Jennifer from Jen Loves Kev:
What's your best piece of advice for someone transitioning from one to two kids?
My advice is that you really have to kick the Mommy guilt to the curb. It comes on thick after you have your second child. You've never had to balance life, love, and attention between 2 kids before. Your first kiddo has always been your #1 little bud and now you are recovering, trying to take care of a newborn and there's a lot of chaos. I remember feeling so guilty that Rowan (our 1st) was going to feel so unloved in those first few weeks after Finley was born. I felt so guilt for letting her watch more tv than normal or that I had to say "not right now sweetie" a hundred times a day. You know what though? It all works itself out. Balance and routine return and you figure out how to make time for each of you kids. Rowan doesn't remember those first few weeks other than the special time Finley was born anyways- no harm was done. Give yourself a break and just do what you need to do with out attaching the guilt. 
What is the one thing that kept you sane when you were first outnumbered by your kids?
A hot shower (15 glorious mins all to myself), chamomile tea, and lots of chocolate. 

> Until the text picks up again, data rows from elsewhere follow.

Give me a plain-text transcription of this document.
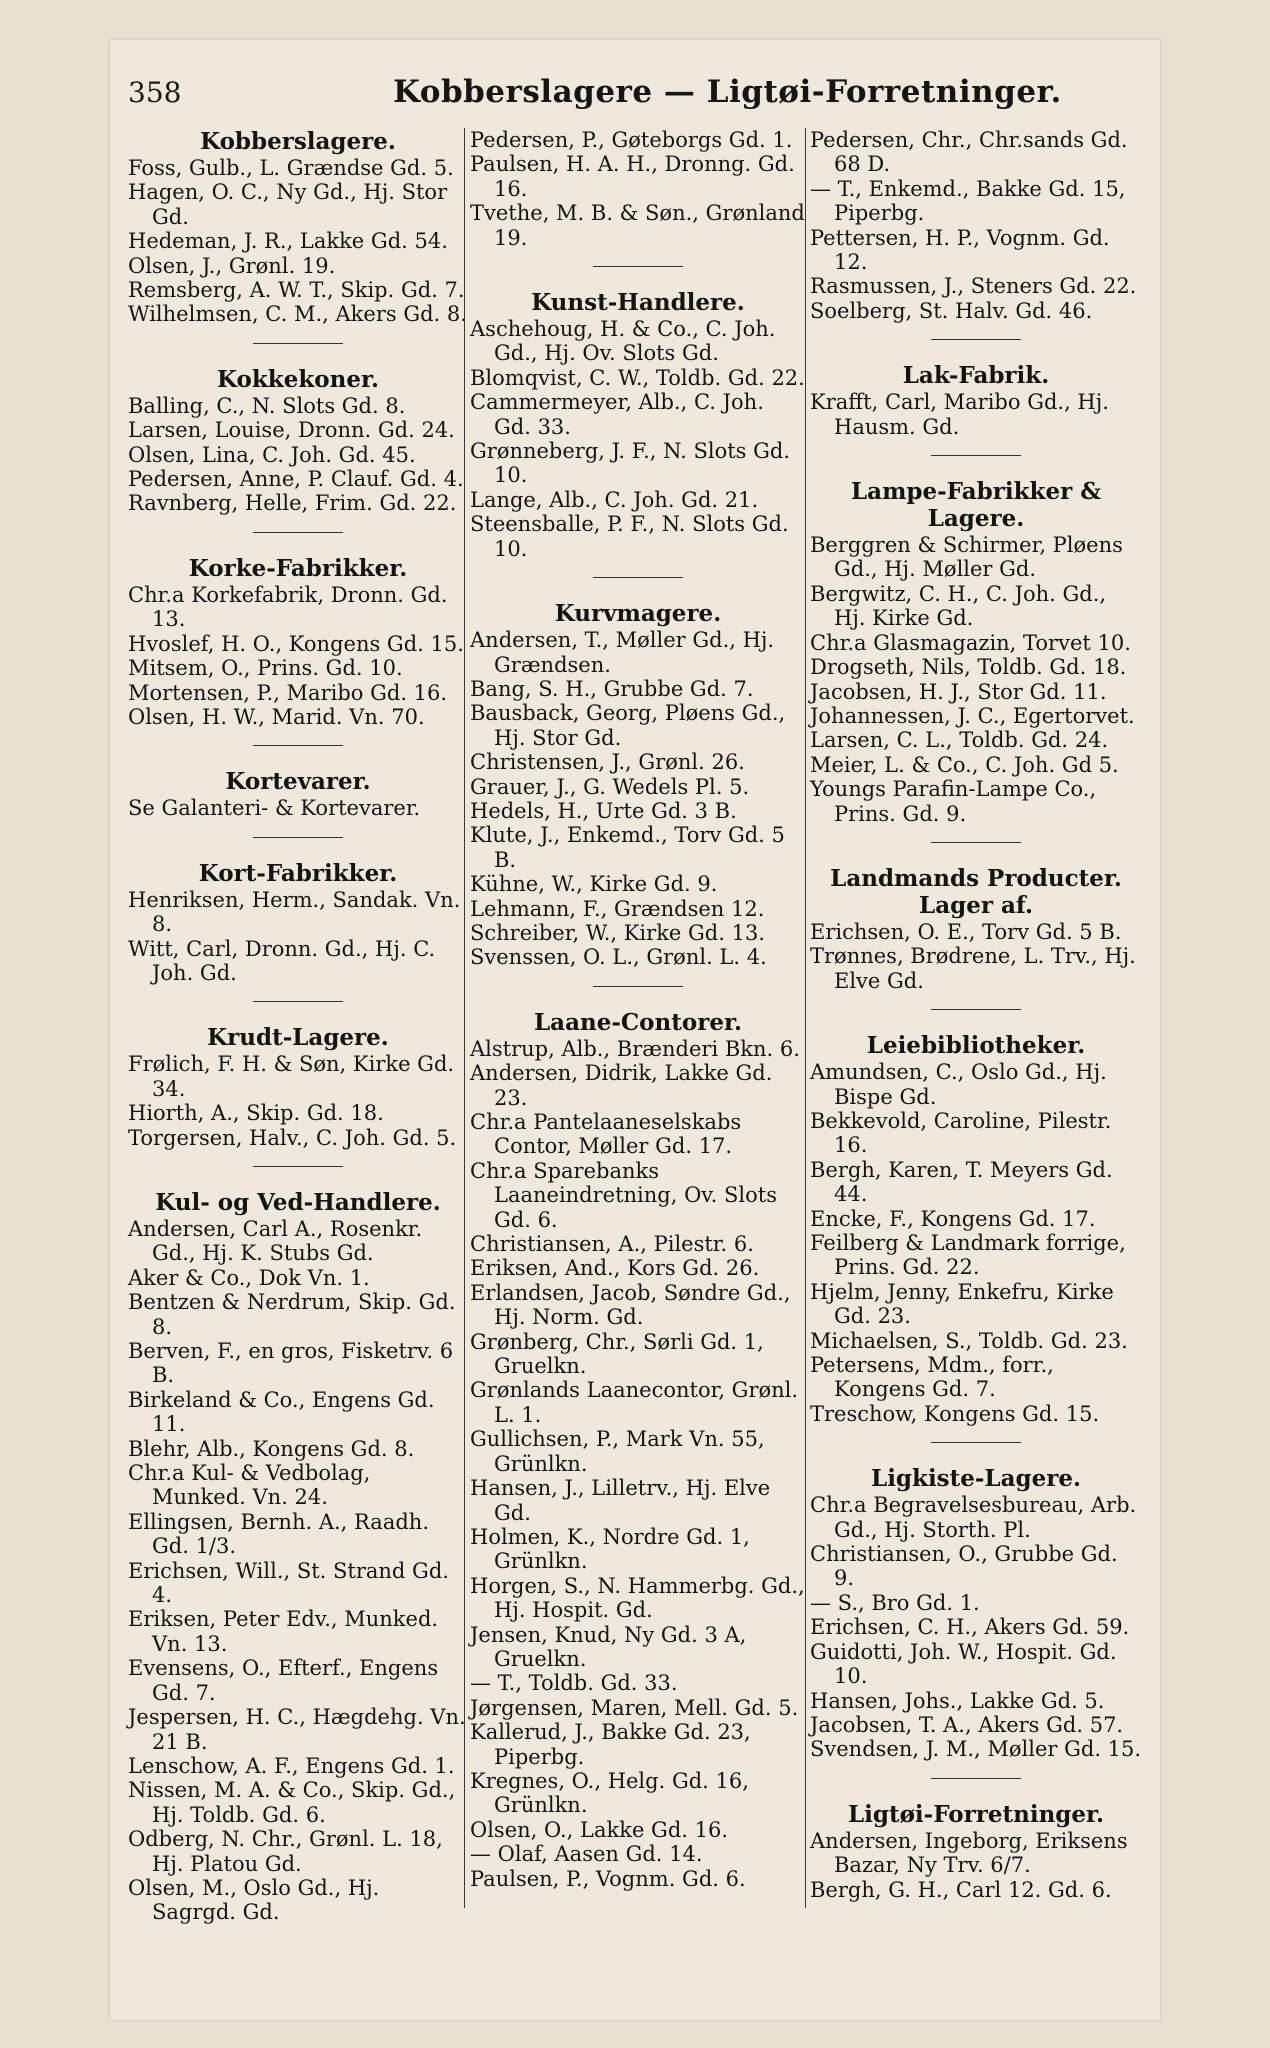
358	Kobberslagere — Ligtøi-Forretninger.
Kobberslagere.

Foss, Gulb., L. Grændse Gd. 5.

Hagen, O. C., Ny Gd., Hj. Stor Gd.

Hedeman, J. R., Lakke Gd. 54.

Olsen, J., Grønl. 19.

Remsberg, A. W. T., Skip. Gd. 7.

Wilhelmsen, C. M., Akers Gd. 8.

Kokkekoner.

Balling, C., N. Slots Gd. 8.

Larsen, Louise, Dronn. Gd. 24.

Olsen, Lina, C. Joh. Gd. 45.

Pedersen, Anne, P. Clauf. Gd. 4.

Ravnberg, Helle, Frim. Gd. 22.

Korke-Fabrikker.

Chr.a Korkefabrik, Dronn. Gd. 13.

Hvoslef, H. O., Kongens Gd. 15.

Mitsem, O., Prins. Gd. 10.

Mortensen, P., Maribo Gd. 16.

Olsen, H. W., Marid. Vn. 70.

Kortevarer.

Se Galanteri- & Kortevarer.

Kort-Fabrikker.

Henriksen, Herm., Sandak. Vn. 8.

Witt, Carl, Dronn. Gd., Hj. C. Joh. Gd.

Krudt-Lagere.

Frølich, F. H. & Søn, Kirke Gd. 34.

Hiorth, A., Skip. Gd. 18.

Torgersen, Halv., C. Joh. Gd. 5.

Kul- og Ved-Handlere.

Andersen, Carl A., Rosenkr. Gd., Hj. K. Stubs Gd.

Aker & Co., Dok Vn. 1.

Bentzen & Nerdrum, Skip. Gd. 8.

Berven, F., en gros, Fisketrv. 6 B.

Birkeland & Co., Engens Gd. 11.

Blehr, Alb., Kongens Gd. 8.

Chr.a Kul- & Vedbolag, Munked. Vn. 24.

Ellingsen, Bernh. A., Raadh. Gd. 1/3.

Erichsen, Will., St. Strand Gd. 4.

Eriksen, Peter Edv., Munked. Vn. 13.

Evensens, O., Efterf., Engens Gd. 7.

Jespersen, H. C., Hægdehg. Vn. 21 B.

Lenschow, A. F., Engens Gd. 1.

Nissen, M. A. & Co., Skip. Gd., Hj. Toldb. Gd. 6.

Odberg, N. Chr., Grønl. L. 18, Hj. Platou Gd.

Olsen, M., Oslo Gd., Hj. Sagrgd. Gd.

Pedersen, P., Gøteborgs Gd. 1.

Paulsen, H. A. H., Dronng. Gd. 16.

Tvethe, M. B. & Søn., Grønland 19.

Kunst-Handlere.

Aschehoug, H. & Co., C. Joh. Gd., Hj. Ov. Slots Gd.

Blomqvist, C. W., Toldb. Gd. 22.

Cammermeyer, Alb., C. Joh. Gd. 33.

Grønneberg, J. F., N. Slots Gd. 10.

Lange, Alb., C. Joh. Gd. 21.

Steensballe, P. F., N. Slots Gd. 10.

Kurvmagere.

Andersen, T., Møller Gd., Hj. Grændsen.

Bang, S. H., Grubbe Gd. 7.

Bausback, Georg, Pløens Gd., Hj. Stor Gd.

Christensen, J., Grønl. 26.

Grauer, J., G. Wedels Pl. 5.

Hedels, H., Urte Gd. 3 B.

Klute, J., Enkemd., Torv Gd. 5 B.

Kühne, W., Kirke Gd. 9.

Lehmann, F., Grændsen 12.

Schreiber, W., Kirke Gd. 13.

Svenssen, O. L., Grønl. L. 4.

Laane-Contorer.

Alstrup, Alb., Brænderi Bkn. 6.

Andersen, Didrik, Lakke Gd. 23.

Chr.a Pantelaaneselskabs Contor, Møller Gd. 17.

Chr.a Sparebanks Laaneindretning, Ov. Slots Gd. 6.

Christiansen, A., Pilestr. 6.

Eriksen, And., Kors Gd. 26.

Erlandsen, Jacob, Søndre Gd., Hj. Norm. Gd.

Grønberg, Chr., Sørli Gd. 1, Gruelkn.

Grønlands Laanecontor, Grønl. L. 1.

Gullichsen, P., Mark Vn. 55, Grünlkn.

Hansen, J., Lilletrv., Hj. Elve Gd.

Holmen, K., Nordre Gd. 1, Grünlkn.

Horgen, S., N. Hammerbg. Gd., Hj. Hospit. Gd.

Jensen, Knud, Ny Gd. 3 A, Gruelkn.

— T., Toldb. Gd. 33.

Jørgensen, Maren, Mell. Gd. 5.

Kallerud, J., Bakke Gd. 23, Piperbg.

Kregnes, O., Helg. Gd. 16, Grünlkn.

Olsen, O., Lakke Gd. 16.

— Olaf, Aasen Gd. 14.

Paulsen, P., Vognm. Gd. 6.

Pedersen, Chr., Chr.sands Gd. 68 D.

— T., Enkemd., Bakke Gd. 15, Piperbg.

Pettersen, H. P., Vognm. Gd. 12.

Rasmussen, J., Steners Gd. 22.

Soelberg, St. Halv. Gd. 46.

Lak-Fabrik.

Krafft, Carl, Maribo Gd., Hj. Hausm. Gd.

Lampe-Fabrikker & Lagere.

Berggren & Schirmer, Pløens Gd., Hj. Møller Gd.

Bergwitz, C. H., C. Joh. Gd., Hj. Kirke Gd.

Chr.a Glasmagazin, Torvet 10.

Drogseth, Nils, Toldb. Gd. 18.

Jacobsen, H. J., Stor Gd. 11.

Johannessen, J. C., Egertorvet.

Larsen, C. L., Toldb. Gd. 24.

Meier, L. & Co., C. Joh. Gd 5.

Youngs Parafin-Lampe Co., Prins. Gd. 9.

Landmands Producter. Lager af.

Erichsen, O. E., Torv Gd. 5 B.

Trønnes, Brødrene, L. Trv., Hj. Elve Gd.

Leiebibliotheker.

Amundsen, C., Oslo Gd., Hj. Bispe Gd.

Bekkevold, Caroline, Pilestr. 16.

Bergh, Karen, T. Meyers Gd. 44.

Encke, F., Kongens Gd. 17.

Feilberg & Landmark forrige, Prins. Gd. 22.

Hjelm, Jenny, Enkefru, Kirke Gd. 23.

Michaelsen, S., Toldb. Gd. 23.

Petersens, Mdm., forr., Kongens Gd. 7.

Treschow, Kongens Gd. 15.

Ligkiste-Lagere.

Chr.a Begravelsesbureau, Arb. Gd., Hj. Storth. Pl.

Christiansen, O., Grubbe Gd. 9.

— S., Bro Gd. 1.

Erichsen, C. H., Akers Gd. 59.

Guidotti, Joh. W., Hospit. Gd. 10.

Hansen, Johs., Lakke Gd. 5.

Jacobsen, T. A., Akers Gd. 57.

Svendsen, J. M., Møller Gd. 15.

Ligtøi-Forretninger.

Andersen, Ingeborg, Eriksens Bazar, Ny Trv. 6/7.

Bergh, G. H., Carl 12. Gd. 6.
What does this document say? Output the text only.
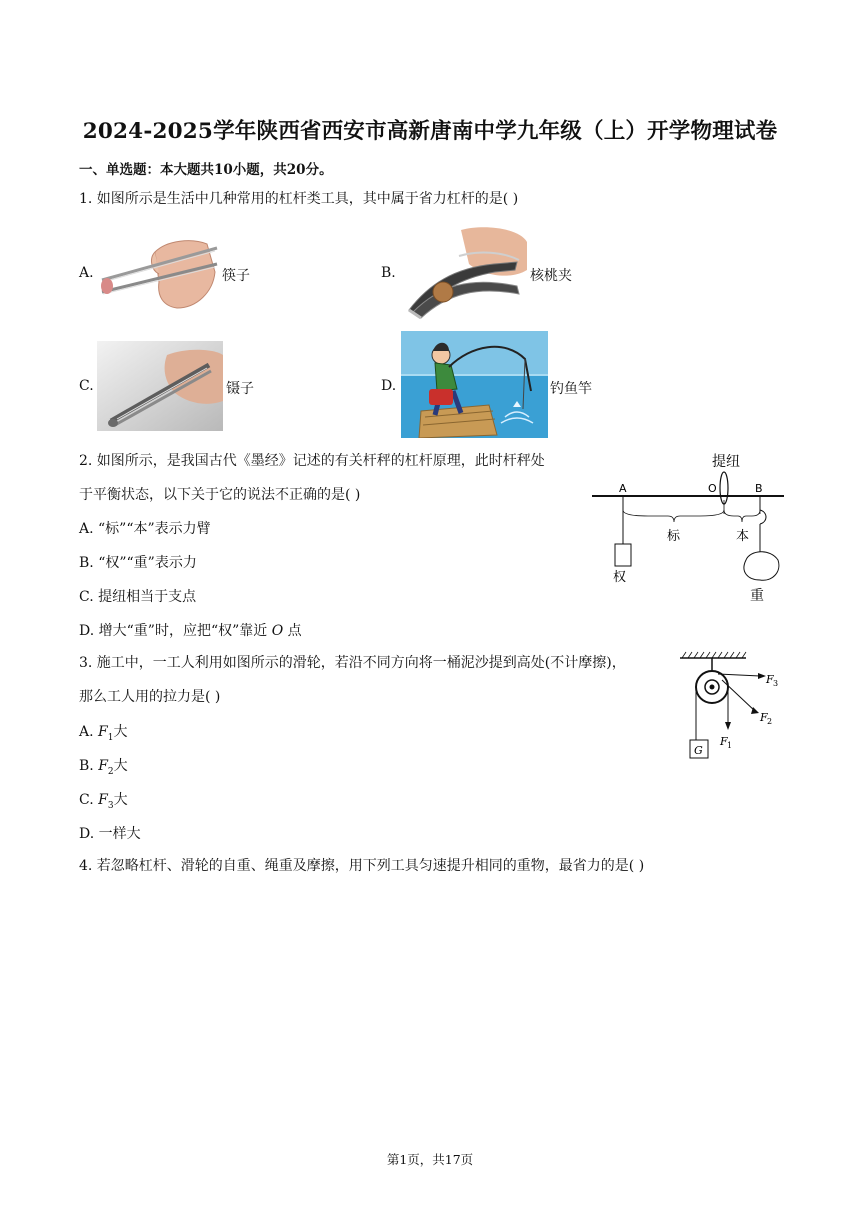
2024-2025学年陕西省西安市高新唐南中学九年级（上）开学物理试卷
一、单选题：本大题共10小题，共20分。
1. 如图所示是生活中几种常用的杠杆类工具，其中属于省力杠杆的是( )
A.	筷子	B.	核桃夹
C.	镊子	D.	钓鱼竿
2. 如图所示，是我国古代《墨经》记述的有关杆秤的杠杆原理，此时杆秤处
于平衡状态，以下关于它的说法不正确的是( )
A. “标”“本”表示力臂
B. “权”“重”表示力
C. 提纽相当于支点
D. 增大“重”时，应把“权”靠近 O 点
提纽
A	O	B
权
标	本
重
3. 施工中，一工人利用如图所示的滑轮，若沿不同方向将一桶泥沙提到高处(不计摩擦)，
那么工人用的拉力是( )
A. $F_1$大
B. $F_2$大
C. $F_3$大
D. 一样大
G
F 1
F 2
F 3
4. 若忽略杠杆、滑轮的自重、绳重及摩擦，用下列工具匀速提升相同的重物，最省力的是( )
第1页，共17页
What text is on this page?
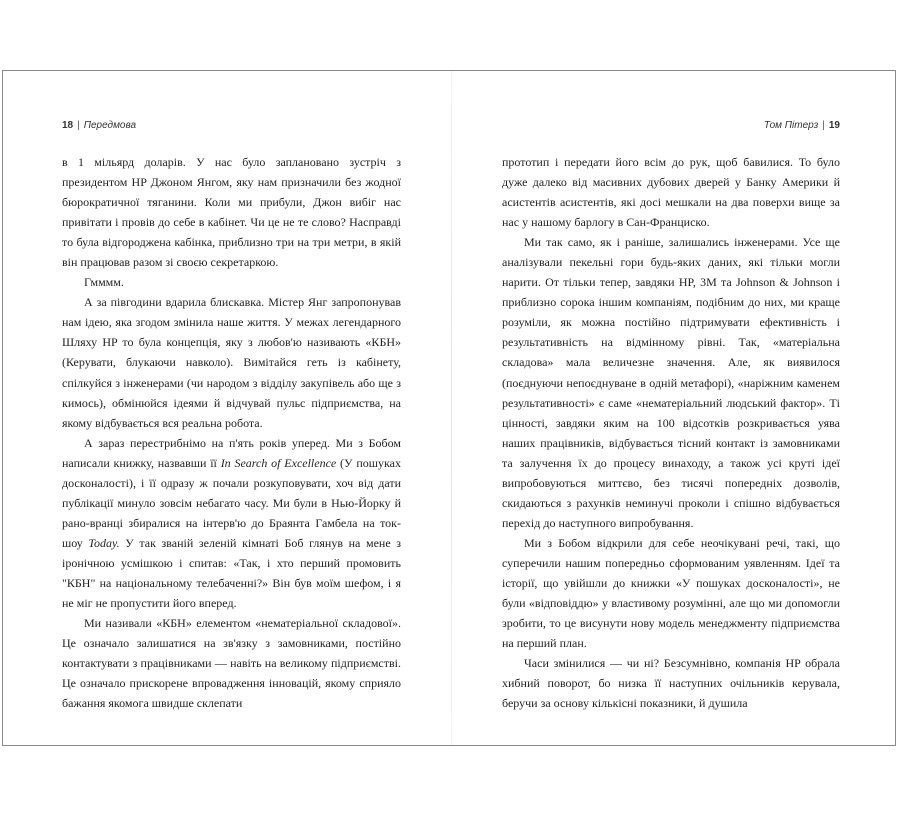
18 | Передмова

в 1 мільярд доларів. У нас було заплановано зустріч з президентом HP Джоном Янгом, яку нам призначили без жодної бюрократичної тяганини. Коли ми прибули, Джон вибіг нас привітати і провів до себе в кабінет. Чи це не те слово? Насправді то була відгороджена кабінка, приблизно три на три метри, в якій він працював разом зі своєю секретаркою.

Гмммм.

А за півгодини вдарила блискавка. Містер Янг запропонував нам ідею, яка згодом змінила наше життя. У межах легендарного Шляху HP то була концепція, яку з любов'ю називають «КБН» (Керувати, блукаючи навколо). Вимітайся геть із кабінету, спілкуйся з інженерами (чи народом з відділу закупівель або ще з кимось), обмінюйся ідеями й відчувай пульс підприємства, на якому відбувається вся реальна робота.

А зараз перестрибнімо на п'ять років уперед. Ми з Бобом написали книжку, назвавши її In Search of Excellence (У пошуках досконалості), і її одразу ж почали розкуповувати, хоч від дати публікації минуло зовсім небагато часу. Ми були в Нью-Йорку й рано-вранці збиралися на інтерв'ю до Браянта Гамбела на ток-шоу Today. У так званій зеленій кімнаті Боб глянув на мене з іронічною усмішкою і спитав: «Так, і хто перший промовить "КБН" на національному телебаченні?» Він був моїм шефом, і я не міг не пропустити його вперед.

Ми називали «КБН» елементом «нематеріальної складової». Це означало залишатися на зв'язку з замовниками, постійно контактувати з працівниками — навіть на великому підприємстві. Це означало прискорене впровадження інновацій, якому сприяло бажання якомога швидше склепати

Том Пітерз | 19

прототип і передати його всім до рук, щоб бавилися. То було дуже далеко від масивних дубових дверей у Банку Америки й асистентів асистентів, які досі мешкали на два поверхи вище за нас у нашому барлогу в Сан-Франциско.

Ми так само, як і раніше, залишались інженерами. Усе ще аналізували пекельні гори будь-яких даних, які тільки могли нарити. От тільки тепер, завдяки HP, 3M та Johnson & Johnson і приблизно сорока іншим компаніям, подібним до них, ми краще розуміли, як можна постійно підтримувати ефективність і результативність на відмінному рівні. Так, «матеріальна складова» мала величезне значення. Але, як виявилося (поєднуючи непоєднуване в одній метафорі), «наріжним каменем результативності» є саме «нематеріальний людський фактор». Ті цінності, завдяки яким на 100 відсотків розкривається уява наших працівників, відбувається тісний контакт із замовниками та залучення їх до процесу винаходу, а також усі круті ідеї випробовуються миттєво, без тисячі попередніх дозволів, скидаються з рахунків неминучі проколи і спішно відбувається перехід до наступного випробування.

Ми з Бобом відкрили для себе неочікувані речі, такі, що суперечили нашим попередньо сформованим уявленням. Ідеї та історії, що увійшли до книжки «У пошуках досконалості», не були «відповіддю» у властивому розумінні, але що ми допомогли зробити, то це висунути нову модель менеджменту підприємства на перший план.

Часи змінилися — чи ні? Безсумнівно, компанія HP обрала хибний поворот, бо низка її наступних очільників керувала, беручи за основу кількісні показники, й душила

Chandra from Oh Lovely Day:
What's your best piece of advice for someone transitioning from one to two kids?
Keep your expectations low and ask for help. Don't think you can watch both kids, cook dinner, get a shower, and pay any sort of attention to your partner. If you are able to do just one of those things you're golden. Make a trader joes meal or order takeout. Let the laundry sit unfolded for a week. Get a cleaning lady (or fella) if you can. Take whatever help you can, because you can't do it all. It takes a while, and even then only happens on occasion for me (and I'm 4 months in right now).
What is the one thing that kept you sane when you were first outnumbered by your kids?
iPad got me through those early days. My husband works in the entertainment industry and couldn't take any time off the job he was working when our second son was born, so I had Calvin on a Thursday, we were home on Saturday, and on Monday I was on my own with two. My oldest is 4 and in preschool part of the week (which also really helped) but on the days I was outnumbered and nursing constantly there was a lot of movie watching and iPad game playing. Whatever gets you through!

3 comments

  • Jo

    Thanks for posting this… It’s great to know that I’m not completely losing it! I just had my boy 7 weeks ago and my lil babe is a little over 2. It’s been a bit insane in our household, but things are getting a lot better. Totally agree that 1. Laughter is key and 2. The Bjorn is my new best friend!! It’s also important to know when to walk away or step aside to take a breather. When you feel like you’re going to snap if one more thing goes the wrong way, just take a moment to yourself. And remember, crying never hurt anyone ;)


  • Naomi

    I’m 4 months in and still feel like I have nothing figured out in all this chaos. I do have to second that the Solly Baby Wrap has saved my sanity many times though.


  • Beth

    I’m expecting my 2nd in August 2015 and my 1st will be over 2 1/2 by then. My son is a wild thing who has my entire heart. I’ve always known we would have more than 1 child but I’m praying it’s a great dynamic for us all! Thankfully I stay home full time, have many friends to lean on, and have a large online group of moms to ask for advice.